Every population health team I've worked with has a beautiful gaps-in-care dashboard. Color coded, drillable, refreshed nightly. And every one of them has measures that have been stuck in the yellow for three years. The dashboard is not the problem. The dashboard is the problem made visible.
Reports describe; workflows resolve
A care gap closes when a specific person, at a specific moment in a specific patient's day, takes a specific action — and the system captures it. Reporting tells you the gap exists. Workflow determines whether it closes. The teams that move the needle stop investing in better reports and start investing in the seven minutes before a patient walks into the exam room.

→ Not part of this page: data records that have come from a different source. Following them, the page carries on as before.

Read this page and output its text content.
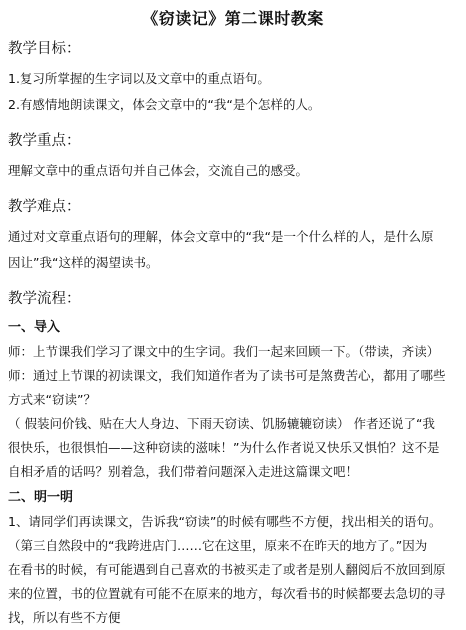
《窃读记》第二课时教案
教学目标：

1.复习所掌握的生字词以及文章中的重点语句。

2.有感情地朗读课文，体会文章中的“我“是个怎样的人。

教学重点：

理解文章中的重点语句并自己体会，交流自己的感受。

教学难点：

通过对文章重点语句的理解，体会文章中的“我“是一个什么样的人，是什么原

因让”我“这样的渴望读书。

教学流程：
一、导入

师：上节课我们学习了课文中的生字词。我们一起来回顾一下。（带读，齐读）

师：通过上节课的初读课文，我们知道作者为了读书可是煞费苦心，都用了哪些

方式来“窃读”？

（ 假装问价钱、贴在大人身边、下雨天窃读、饥肠辘辘窃读） 作者还说了“我

很快乐，也很惧怕——这种窃读的滋味！”为什么作者说又快乐又惧怕？这不是

自相矛盾的话吗？别着急，我们带着问题深入走进这篇课文吧！

二、明一明

1、请同学们再读课文，告诉我“窃读”的时候有哪些不方便，找出相关的语句。

（第三自然段中的“我跨进店门……它在这里，原来不在昨天的地方了。”因为

在看书的时候，有可能遇到自己喜欢的书被买走了或者是别人翻阅后不放回到原

来的位置，书的位置就有可能不在原来的地方，每次看书的时候都要去急切的寻

找，所以有些不方便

The pre-visit planning revolution
- A medical assistant reviews the patient's open gaps the day before the visit.
- Standing orders authorize labs, screenings, and vaccinations without provider re-work.
- The EHR surfaces gaps inside the existing workflow — not in a separate tab.
- Closed-loop documentation flows back to the registry the same day.
"If closing a gap requires a clinician to remember it, you don't have a program. You have a hope."
Outcomes follow design
In one network, redesigning the pre-visit workflow moved colorectal screening from 54% to 71% in eleven months — without a single new dashboard. The data was the same. The workflow was different. That is the entire job.